[MassHistPres] Quonset Hut / Funding

Tucker, Jonathan TuckerJ at amherstma.gov
Mon Jan 25 12:17:09 EST 2010


I agree with Sarah-if you had a non-profit willing to accept donation, I
think a lot of people would contribute.  That visible kind of community
support might help convince the owner to allow more time, as well.

 

When I was 6-8 (1958-60), my family and I lived in half of a Quonset Hut
in Iowa City, Iowa, while my father was getting his Ph.D. from the
University of Iowa.   The former 'veterans' village' where we lived was
called-would anyone make this up?-Finkbine Park.  Think round
black-and-white TV tubes, after-school cartoons, and Rawhide.  My father
helped to de-segregate the downtown barber shops while we were there.
It was an interesting time.

 

Good luck,

 

Jonathan Tucker

Planning Director

Amherst Planning Department

4 Boltwood Avenue, Town Hall

Amherst, MA  01002

(413) 259-3040

tuckerj at amherstma.gov    

 

 

 

From: masshistpres-bounces at cs.umb.edu
[mailto:masshistpres-bounces at cs.umb.edu] On Behalf Of Burks, Sarah
Sent: Monday, January 25, 2010 9:57 AM
To: cvwtc at aol.com; masshistpres at cs.umb.edu
Subject: Re: [MassHistPres] Quonset Hut / Funding

 

Matt,

 

Do you have a non-profit funding agent through whom you can accept tax
deductible contributions for preserving/moving the hut? The publicity
that you do should make it easy for people to see where to donate.

 

Sarah

 

From: masshistpres-bounces at cs.umb.edu
[mailto:masshistpres-bounces at cs.umb.edu] On Behalf Of cvwtc at aol.com
Sent: Sunday, January 24, 2010 3:00 PM
To: masshistpres at cs.umb.edu
Subject: [MassHistPres] Quonset Hut / Funding

 

As you may have read on my previous entry, we are trying to preserve a
very rare civilian Quonset hut with an almost untouched interior from
its days in a post-war veteran village.  The non-profit Seabees Museum
in Davisville, RI said they would add the building to their collection.
A house moving company we contacted said they would do the job.  The
real issue is funding.

 

We are Beverly historians working on behalf of a Rhode Island museum to
send a Beverly Quonset hut that's in Hamilton to Davisville.  This has
really limited just what we can do to save the building.  Preservation
grant programs in Massachusetts are off limits to us since the hut would
be sent to Rhode Island.  Rhode Island preservation grants are also off
limits since the hut is in Massachusetts.  We've been given so little
time to save this structure and many grant programs out there take
months to even decide if a cause like this is worth funding.  

 

What do we do?  I really appreciate all the well-wishers and Quonset hut
fans out there but the bottom line is:  Funding saves the building.
Advocacy helps to save it but anything else seems to lead to a dead end.
This preservation dilemma was posted to Preserve RI's e-newsletter a few
weeks ago and we haven't received one hit or phone call.

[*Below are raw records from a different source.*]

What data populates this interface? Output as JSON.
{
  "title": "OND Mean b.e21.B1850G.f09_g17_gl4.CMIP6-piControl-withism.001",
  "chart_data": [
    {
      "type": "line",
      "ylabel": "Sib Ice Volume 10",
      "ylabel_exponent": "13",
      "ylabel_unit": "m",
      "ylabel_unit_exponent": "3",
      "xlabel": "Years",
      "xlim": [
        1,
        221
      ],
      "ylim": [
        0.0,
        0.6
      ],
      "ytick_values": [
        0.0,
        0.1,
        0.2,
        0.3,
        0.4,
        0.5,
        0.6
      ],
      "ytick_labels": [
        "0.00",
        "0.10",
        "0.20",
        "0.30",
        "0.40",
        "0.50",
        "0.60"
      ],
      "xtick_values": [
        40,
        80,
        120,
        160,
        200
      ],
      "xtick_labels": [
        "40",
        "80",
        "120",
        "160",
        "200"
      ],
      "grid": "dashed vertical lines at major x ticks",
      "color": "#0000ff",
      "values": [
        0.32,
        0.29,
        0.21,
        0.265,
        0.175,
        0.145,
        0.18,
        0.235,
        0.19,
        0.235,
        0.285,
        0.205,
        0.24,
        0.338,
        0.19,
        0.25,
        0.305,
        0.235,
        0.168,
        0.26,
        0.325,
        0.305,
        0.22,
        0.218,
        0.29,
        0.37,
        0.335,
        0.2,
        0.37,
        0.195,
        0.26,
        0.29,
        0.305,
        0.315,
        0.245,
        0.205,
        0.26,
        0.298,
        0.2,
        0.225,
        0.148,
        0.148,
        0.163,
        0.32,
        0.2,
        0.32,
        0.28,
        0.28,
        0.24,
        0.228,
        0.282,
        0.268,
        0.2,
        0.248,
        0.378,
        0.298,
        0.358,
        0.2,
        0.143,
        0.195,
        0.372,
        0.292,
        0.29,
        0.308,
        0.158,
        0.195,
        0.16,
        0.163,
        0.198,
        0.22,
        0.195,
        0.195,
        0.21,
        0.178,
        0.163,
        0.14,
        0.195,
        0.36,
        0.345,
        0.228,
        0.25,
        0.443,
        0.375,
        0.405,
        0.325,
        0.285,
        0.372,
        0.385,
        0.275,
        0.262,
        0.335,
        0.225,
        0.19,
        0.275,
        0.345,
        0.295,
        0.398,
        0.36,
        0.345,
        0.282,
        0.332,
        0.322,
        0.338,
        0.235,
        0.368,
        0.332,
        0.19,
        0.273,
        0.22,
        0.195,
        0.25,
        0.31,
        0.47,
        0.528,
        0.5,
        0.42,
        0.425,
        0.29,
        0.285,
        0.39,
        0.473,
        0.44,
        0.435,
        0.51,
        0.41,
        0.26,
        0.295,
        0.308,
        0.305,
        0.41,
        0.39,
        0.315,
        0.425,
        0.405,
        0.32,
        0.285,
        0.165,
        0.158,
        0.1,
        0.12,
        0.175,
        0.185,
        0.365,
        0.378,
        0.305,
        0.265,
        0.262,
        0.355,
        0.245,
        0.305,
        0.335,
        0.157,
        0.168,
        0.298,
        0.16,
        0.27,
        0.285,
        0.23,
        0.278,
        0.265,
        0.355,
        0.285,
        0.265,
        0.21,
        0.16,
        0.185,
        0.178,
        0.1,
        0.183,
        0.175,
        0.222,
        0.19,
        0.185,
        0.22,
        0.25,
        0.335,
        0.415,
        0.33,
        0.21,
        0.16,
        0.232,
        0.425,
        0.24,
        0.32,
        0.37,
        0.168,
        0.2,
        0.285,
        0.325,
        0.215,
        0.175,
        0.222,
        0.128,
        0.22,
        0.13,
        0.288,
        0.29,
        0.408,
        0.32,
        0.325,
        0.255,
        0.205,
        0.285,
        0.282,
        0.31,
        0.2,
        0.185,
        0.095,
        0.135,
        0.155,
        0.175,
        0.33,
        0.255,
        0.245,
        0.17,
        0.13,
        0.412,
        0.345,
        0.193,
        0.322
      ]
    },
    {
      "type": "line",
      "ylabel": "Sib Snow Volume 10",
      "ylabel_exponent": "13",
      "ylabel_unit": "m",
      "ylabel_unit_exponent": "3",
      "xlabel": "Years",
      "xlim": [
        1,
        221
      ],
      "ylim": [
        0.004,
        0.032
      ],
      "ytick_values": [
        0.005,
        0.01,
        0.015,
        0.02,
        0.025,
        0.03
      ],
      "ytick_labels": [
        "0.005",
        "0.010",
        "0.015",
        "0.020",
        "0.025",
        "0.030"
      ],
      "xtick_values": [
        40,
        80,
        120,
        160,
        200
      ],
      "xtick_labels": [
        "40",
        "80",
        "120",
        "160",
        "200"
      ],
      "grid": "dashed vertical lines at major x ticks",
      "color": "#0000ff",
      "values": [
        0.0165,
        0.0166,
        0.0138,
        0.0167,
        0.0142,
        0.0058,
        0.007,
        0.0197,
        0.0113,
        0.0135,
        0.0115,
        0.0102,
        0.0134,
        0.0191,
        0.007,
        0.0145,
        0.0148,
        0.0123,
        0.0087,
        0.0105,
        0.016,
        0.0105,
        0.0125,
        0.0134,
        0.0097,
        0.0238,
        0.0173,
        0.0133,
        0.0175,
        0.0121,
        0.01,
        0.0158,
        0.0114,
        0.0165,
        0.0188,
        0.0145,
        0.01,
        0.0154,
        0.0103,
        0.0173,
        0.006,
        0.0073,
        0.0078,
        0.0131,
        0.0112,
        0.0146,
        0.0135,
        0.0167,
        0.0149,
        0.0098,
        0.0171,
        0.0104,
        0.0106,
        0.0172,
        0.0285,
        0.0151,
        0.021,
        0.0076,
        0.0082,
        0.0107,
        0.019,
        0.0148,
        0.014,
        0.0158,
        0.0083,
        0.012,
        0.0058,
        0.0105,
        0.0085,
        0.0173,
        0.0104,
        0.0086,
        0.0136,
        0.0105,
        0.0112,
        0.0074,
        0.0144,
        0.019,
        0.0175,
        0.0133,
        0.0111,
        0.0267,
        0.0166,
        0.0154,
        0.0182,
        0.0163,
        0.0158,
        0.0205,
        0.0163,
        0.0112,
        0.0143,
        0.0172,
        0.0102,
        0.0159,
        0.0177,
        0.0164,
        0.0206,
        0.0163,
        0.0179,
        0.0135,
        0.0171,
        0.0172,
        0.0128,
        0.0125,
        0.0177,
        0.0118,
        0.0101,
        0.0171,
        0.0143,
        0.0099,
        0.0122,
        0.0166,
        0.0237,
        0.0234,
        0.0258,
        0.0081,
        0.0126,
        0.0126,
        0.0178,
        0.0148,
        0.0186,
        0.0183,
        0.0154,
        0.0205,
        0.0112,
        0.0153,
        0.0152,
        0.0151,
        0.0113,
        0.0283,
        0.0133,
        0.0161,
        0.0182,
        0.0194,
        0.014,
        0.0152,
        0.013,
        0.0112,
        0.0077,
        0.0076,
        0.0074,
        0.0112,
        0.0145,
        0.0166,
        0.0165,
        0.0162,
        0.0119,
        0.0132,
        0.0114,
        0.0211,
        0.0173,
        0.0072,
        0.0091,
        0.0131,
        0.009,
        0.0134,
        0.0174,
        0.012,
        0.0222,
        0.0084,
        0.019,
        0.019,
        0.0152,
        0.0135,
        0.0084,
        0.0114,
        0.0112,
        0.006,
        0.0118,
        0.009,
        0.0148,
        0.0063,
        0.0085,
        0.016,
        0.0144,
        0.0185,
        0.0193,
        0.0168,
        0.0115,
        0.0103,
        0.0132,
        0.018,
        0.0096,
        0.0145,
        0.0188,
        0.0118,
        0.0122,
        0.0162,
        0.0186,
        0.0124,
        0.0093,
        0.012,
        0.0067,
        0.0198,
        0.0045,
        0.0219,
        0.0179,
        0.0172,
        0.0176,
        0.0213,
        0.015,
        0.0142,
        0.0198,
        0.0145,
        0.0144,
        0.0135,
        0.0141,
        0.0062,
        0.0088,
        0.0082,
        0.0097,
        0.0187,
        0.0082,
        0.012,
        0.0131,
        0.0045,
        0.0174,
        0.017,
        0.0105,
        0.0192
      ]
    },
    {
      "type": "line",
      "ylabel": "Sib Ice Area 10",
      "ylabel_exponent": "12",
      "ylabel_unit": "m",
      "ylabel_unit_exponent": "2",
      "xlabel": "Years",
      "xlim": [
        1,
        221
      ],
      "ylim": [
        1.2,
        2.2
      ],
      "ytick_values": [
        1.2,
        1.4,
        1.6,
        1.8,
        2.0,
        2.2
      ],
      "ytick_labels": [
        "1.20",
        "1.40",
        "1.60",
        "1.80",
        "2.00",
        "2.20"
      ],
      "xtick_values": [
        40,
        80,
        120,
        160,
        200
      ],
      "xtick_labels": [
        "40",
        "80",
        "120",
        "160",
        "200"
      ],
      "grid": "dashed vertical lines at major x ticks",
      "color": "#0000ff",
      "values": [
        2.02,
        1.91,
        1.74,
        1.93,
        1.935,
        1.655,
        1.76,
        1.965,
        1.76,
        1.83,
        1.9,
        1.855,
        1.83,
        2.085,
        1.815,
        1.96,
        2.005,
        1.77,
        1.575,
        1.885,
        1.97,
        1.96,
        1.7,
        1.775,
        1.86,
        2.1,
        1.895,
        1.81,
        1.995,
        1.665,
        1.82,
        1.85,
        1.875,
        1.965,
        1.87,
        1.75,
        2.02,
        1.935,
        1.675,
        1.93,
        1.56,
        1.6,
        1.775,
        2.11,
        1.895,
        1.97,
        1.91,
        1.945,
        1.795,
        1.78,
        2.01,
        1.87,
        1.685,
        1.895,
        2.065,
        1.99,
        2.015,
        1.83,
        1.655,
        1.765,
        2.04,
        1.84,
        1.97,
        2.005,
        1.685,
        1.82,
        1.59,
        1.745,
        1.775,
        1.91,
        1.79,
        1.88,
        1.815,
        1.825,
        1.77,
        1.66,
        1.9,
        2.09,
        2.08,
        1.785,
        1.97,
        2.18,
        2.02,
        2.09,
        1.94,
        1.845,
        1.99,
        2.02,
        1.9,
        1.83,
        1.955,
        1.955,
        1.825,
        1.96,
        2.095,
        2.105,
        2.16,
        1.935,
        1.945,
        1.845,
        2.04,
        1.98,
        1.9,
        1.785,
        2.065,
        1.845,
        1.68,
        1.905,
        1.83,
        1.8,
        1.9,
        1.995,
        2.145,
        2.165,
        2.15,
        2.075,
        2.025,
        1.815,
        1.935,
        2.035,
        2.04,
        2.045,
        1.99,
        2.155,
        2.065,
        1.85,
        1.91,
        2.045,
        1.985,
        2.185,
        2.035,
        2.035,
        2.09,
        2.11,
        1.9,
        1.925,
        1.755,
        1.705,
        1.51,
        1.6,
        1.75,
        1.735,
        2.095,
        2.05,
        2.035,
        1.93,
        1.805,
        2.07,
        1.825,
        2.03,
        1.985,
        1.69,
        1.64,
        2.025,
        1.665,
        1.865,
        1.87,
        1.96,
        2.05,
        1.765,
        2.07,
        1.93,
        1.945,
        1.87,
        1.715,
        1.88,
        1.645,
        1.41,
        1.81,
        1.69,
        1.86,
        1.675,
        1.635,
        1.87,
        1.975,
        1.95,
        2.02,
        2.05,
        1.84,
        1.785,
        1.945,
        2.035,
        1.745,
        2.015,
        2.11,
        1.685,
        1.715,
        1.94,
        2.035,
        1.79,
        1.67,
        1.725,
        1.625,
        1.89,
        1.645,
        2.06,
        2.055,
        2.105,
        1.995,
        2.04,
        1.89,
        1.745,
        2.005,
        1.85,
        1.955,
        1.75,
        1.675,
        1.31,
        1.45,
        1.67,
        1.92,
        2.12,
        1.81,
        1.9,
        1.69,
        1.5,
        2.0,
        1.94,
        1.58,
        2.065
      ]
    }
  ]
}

Also, someone suggested the developer should be convinced to donate the
hut as a tax-deductible gift and then he could use the money to fund the
move (which would also be tax-deductible).  However, no one, including
the Seabee Museum, can figure out just how much this structure would be
worth or how much of a tax deduction he would get.  Any ideas?